What changes in axon parameters will permit the impulse to invade the bare region?

1. Launch the Bare Axon Parameters panel.
   
   In this panel you can alter parameters of the demyelinated portion of the axon. When you have changed a parameter, remember to reset it before changing another one. You can experiment with changes that will promote impulse invasion of the bare axon.
   • Change the density of functional K channels.
     For a hint, read a quote from the National Institutes of Health web page entitled "Therapy to improve nerve impulse conduction."
   • Change the density of functional Na channels.
     By how much must you change the density to enable invasion of the bare axon?
   • Change the diameter of the bare axon.
     In what direction would you expect a change to facilitate impulse invasion?
     Hint: Changing the diameter of the bare axon changes the membrane area and thus the capacitance that the current from the myelinated axon is required to charge.
   • Prepare for the next experiments.
     Be certain to restore all bare axon parameters to their default values.

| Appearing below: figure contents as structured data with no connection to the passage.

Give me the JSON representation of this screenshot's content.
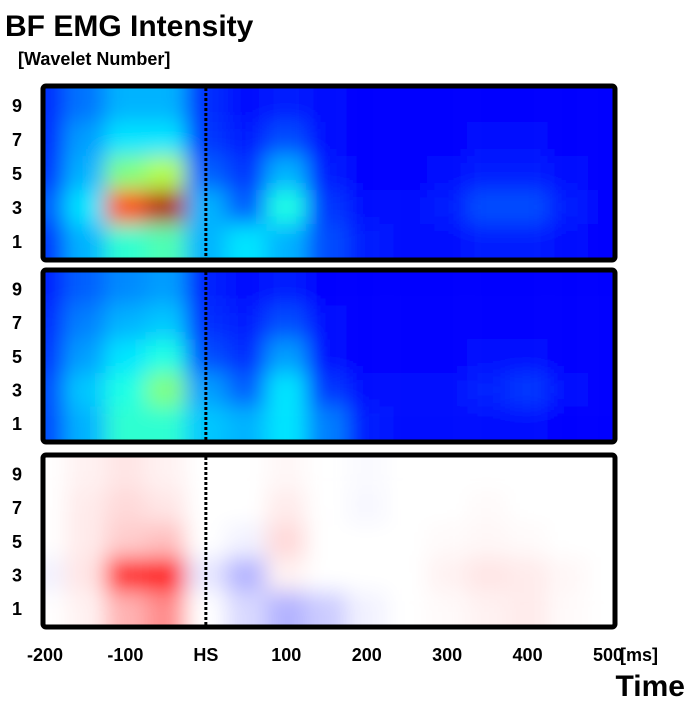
{
  "chart_data": {
    "type": "heatmap",
    "title": "BF EMG Intensity",
    "subtitle": "[Wavelet Number]",
    "x_label": "Time",
    "x_unit": "[ms]",
    "xlim": [
      -200,
      500
    ],
    "xticks": [
      -200,
      -100,
      {
        "value": 0,
        "label": "HS"
      },
      100,
      200,
      300,
      400,
      500
    ],
    "ylim": [
      0,
      10
    ],
    "yticks": [
      1,
      3,
      5,
      7,
      9
    ],
    "columns": [
      -200,
      -150,
      -100,
      -50,
      0,
      50,
      100,
      150,
      200,
      250,
      300,
      350,
      400,
      450,
      500
    ],
    "rows": [
      1,
      3,
      5,
      7,
      9
    ],
    "panels": [
      {
        "colormap": "jet",
        "zlim": [
          0,
          1
        ],
        "values": [
          [
            0.18,
            0.3,
            0.42,
            0.45,
            0.3,
            0.35,
            0.3,
            0.2,
            0.15,
            0.14,
            0.14,
            0.15,
            0.15,
            0.14,
            0.13
          ],
          [
            0.22,
            0.35,
            0.8,
            0.95,
            0.3,
            0.22,
            0.4,
            0.18,
            0.14,
            0.14,
            0.15,
            0.2,
            0.2,
            0.15,
            0.13
          ],
          [
            0.18,
            0.3,
            0.5,
            0.55,
            0.22,
            0.18,
            0.3,
            0.15,
            0.13,
            0.13,
            0.14,
            0.15,
            0.15,
            0.14,
            0.13
          ],
          [
            0.17,
            0.28,
            0.35,
            0.35,
            0.18,
            0.15,
            0.2,
            0.14,
            0.13,
            0.13,
            0.13,
            0.14,
            0.14,
            0.13,
            0.13
          ],
          [
            0.17,
            0.24,
            0.3,
            0.3,
            0.17,
            0.14,
            0.15,
            0.14,
            0.13,
            0.13,
            0.13,
            0.13,
            0.13,
            0.13,
            0.13
          ]
        ]
      },
      {
        "colormap": "jet",
        "zlim": [
          0,
          1
        ],
        "values": [
          [
            0.2,
            0.3,
            0.42,
            0.42,
            0.32,
            0.3,
            0.35,
            0.25,
            0.15,
            0.14,
            0.14,
            0.14,
            0.14,
            0.13,
            0.13
          ],
          [
            0.2,
            0.32,
            0.4,
            0.5,
            0.28,
            0.22,
            0.35,
            0.18,
            0.14,
            0.14,
            0.14,
            0.16,
            0.18,
            0.14,
            0.13
          ],
          [
            0.18,
            0.28,
            0.35,
            0.4,
            0.2,
            0.17,
            0.28,
            0.14,
            0.13,
            0.13,
            0.13,
            0.14,
            0.14,
            0.13,
            0.13
          ],
          [
            0.17,
            0.25,
            0.3,
            0.32,
            0.17,
            0.15,
            0.2,
            0.14,
            0.13,
            0.13,
            0.13,
            0.13,
            0.13,
            0.13,
            0.13
          ],
          [
            0.16,
            0.22,
            0.26,
            0.28,
            0.16,
            0.14,
            0.15,
            0.13,
            0.13,
            0.13,
            0.13,
            0.13,
            0.13,
            0.13,
            0.13
          ]
        ]
      },
      {
        "colormap": "diverging",
        "zlim": [
          -1,
          1
        ],
        "values": [
          [
            0.0,
            0.05,
            0.3,
            0.45,
            0.0,
            -0.15,
            -0.3,
            -0.2,
            -0.05,
            0.0,
            0.02,
            0.05,
            0.08,
            0.02,
            0.0
          ],
          [
            -0.05,
            0.1,
            0.85,
            0.95,
            -0.1,
            -0.3,
            0.05,
            0.0,
            0.0,
            0.0,
            0.05,
            0.1,
            0.08,
            0.03,
            0.0
          ],
          [
            0.0,
            0.08,
            0.2,
            0.25,
            0.0,
            -0.05,
            0.15,
            0.0,
            0.0,
            0.0,
            0.02,
            0.03,
            0.02,
            0.0,
            0.0
          ],
          [
            0.0,
            0.08,
            0.15,
            0.1,
            0.0,
            0.0,
            0.08,
            0.0,
            -0.03,
            0.0,
            0.0,
            0.02,
            0.0,
            0.0,
            0.0
          ],
          [
            0.0,
            0.05,
            0.1,
            0.05,
            0.0,
            0.0,
            0.03,
            0.0,
            -0.02,
            0.0,
            0.0,
            0.0,
            0.0,
            0.0,
            0.0
          ]
        ]
      }
    ]
  }
}
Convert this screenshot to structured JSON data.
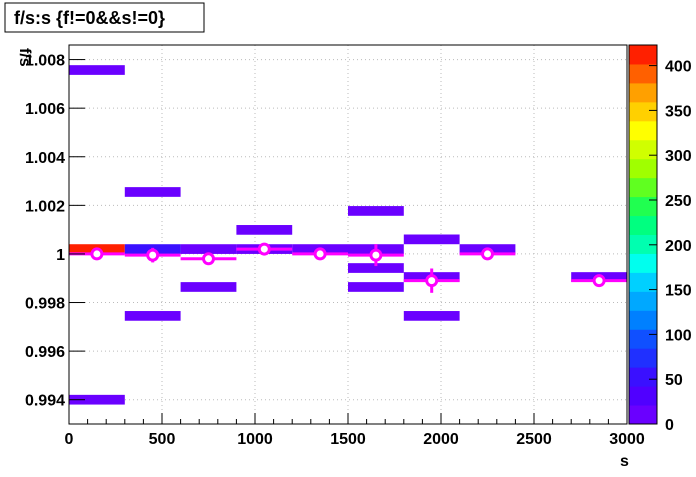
{
  "chart_data": {
    "type": "colz",
    "title": "f/s:s {f!=0&&s!=0}",
    "xlabel": "s",
    "ylabel": "f/s",
    "xlim": [
      0,
      3000
    ],
    "ylim": [
      0.993,
      1.0086
    ],
    "zlim": [
      0,
      423
    ],
    "xticks": [
      0,
      500,
      1000,
      1500,
      2000,
      2500,
      3000
    ],
    "yticks": [
      0.994,
      0.996,
      0.998,
      1,
      1.002,
      1.004,
      1.006,
      1.008
    ],
    "zticks": [
      0,
      50,
      100,
      150,
      200,
      250,
      300,
      350,
      400
    ],
    "grid": true,
    "palette": [
      "#6a00ff",
      "#5000ff",
      "#3a10ff",
      "#2030ff",
      "#1050ff",
      "#0080ff",
      "#00a8ff",
      "#00d0ff",
      "#00ffee",
      "#00ffb0",
      "#00ff80",
      "#20ff50",
      "#60ff20",
      "#a0ff00",
      "#d0ff00",
      "#ffff00",
      "#ffd000",
      "#ffa000",
      "#ff6000",
      "#ff2000"
    ],
    "cells": [
      {
        "x": [
          0,
          300
        ],
        "y": [
          1.00737,
          1.00777
        ],
        "z": 2
      },
      {
        "x": [
          0,
          300
        ],
        "y": [
          1.0,
          1.0004
        ],
        "z": 420
      },
      {
        "x": [
          0,
          300
        ],
        "y": [
          0.9938,
          0.9942
        ],
        "z": 1
      },
      {
        "x": [
          300,
          600
        ],
        "y": [
          1.00235,
          1.00275
        ],
        "z": 2
      },
      {
        "x": [
          300,
          600
        ],
        "y": [
          1.0,
          1.0004
        ],
        "z": 60
      },
      {
        "x": [
          300,
          600
        ],
        "y": [
          0.99725,
          0.99765
        ],
        "z": 2
      },
      {
        "x": [
          600,
          900
        ],
        "y": [
          1.0,
          1.0004
        ],
        "z": 8
      },
      {
        "x": [
          600,
          900
        ],
        "y": [
          0.99844,
          0.99884
        ],
        "z": 2
      },
      {
        "x": [
          900,
          1200
        ],
        "y": [
          1.00079,
          1.00119
        ],
        "z": 2
      },
      {
        "x": [
          900,
          1200
        ],
        "y": [
          1.0,
          1.0004
        ],
        "z": 10
      },
      {
        "x": [
          1200,
          1500
        ],
        "y": [
          1.0,
          1.0004
        ],
        "z": 10
      },
      {
        "x": [
          1500,
          1800
        ],
        "y": [
          1.00157,
          1.00197
        ],
        "z": 2
      },
      {
        "x": [
          1500,
          1800
        ],
        "y": [
          1.0,
          1.0004
        ],
        "z": 12
      },
      {
        "x": [
          1500,
          1800
        ],
        "y": [
          0.99922,
          0.99962
        ],
        "z": 2
      },
      {
        "x": [
          1500,
          1800
        ],
        "y": [
          0.99844,
          0.99884
        ],
        "z": 2
      },
      {
        "x": [
          1800,
          2100
        ],
        "y": [
          1.0004,
          1.0008
        ],
        "z": 2
      },
      {
        "x": [
          1800,
          2100
        ],
        "y": [
          0.99885,
          0.99925
        ],
        "z": 2
      },
      {
        "x": [
          1800,
          2100
        ],
        "y": [
          0.99725,
          0.99765
        ],
        "z": 2
      },
      {
        "x": [
          2100,
          2400
        ],
        "y": [
          1.0,
          1.0004
        ],
        "z": 6
      },
      {
        "x": [
          2700,
          3000
        ],
        "y": [
          0.99885,
          0.99925
        ],
        "z": 4
      }
    ],
    "profile": {
      "color": "#ff00ff",
      "x": [
        150,
        450,
        750,
        1050,
        1350,
        1650,
        1950,
        2250,
        2850
      ],
      "y": [
        1.0,
        0.99995,
        0.9998,
        1.0002,
        1.0,
        0.99995,
        0.9989,
        1.0,
        0.9989
      ],
      "yerr": [
        0.00025,
        0.0003,
        0.0002,
        0.0001,
        0,
        0.00045,
        0.0005,
        0,
        0
      ],
      "xerr": [
        150,
        150,
        150,
        150,
        150,
        150,
        150,
        150,
        150
      ]
    }
  }
}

You can close the Bare Axon Parameters panel or leave it open.
2. Change parameters of the myelinated axon.
   
   Click the "Internode Parameters" button. Four menus will come up in a "tray" for four of the five internodes (M[0] through M[3] on the diagram above). The far right internode, M[4], is left out. You can adjust the length of each internode, its degree of myelination (the capacitance, which is 1 μF/cm² divided by the number of wraps), and the inside diameter of the axon (the diameter of the axon without its wrapping).
   • Experiment with the internode M[0].
     What change in the parameters of this adjacent internode will increase the longitudinal current into the bare axon and cause the action potential to propagate there?
     • Questions: What if you change the length of this myelinated segment? Should it be longer or shorter to supply more current to the bare axon? How much change is needed?
     • Question: What if you change the degree of myelination of this segment by changing the capacitance?
     • Question: Will changing the diameter of this one segment have an effect? Hint: Any change that increases the longitudinal current supplied to the bare region of axon from the myelinated region will assist the struggling action potential to become regenerative.
   • Change parameters of the other internodes.
     How crucial is the adjacent internode compared to the more remote internodes? Experiment in a similar fashion with the other three internodes.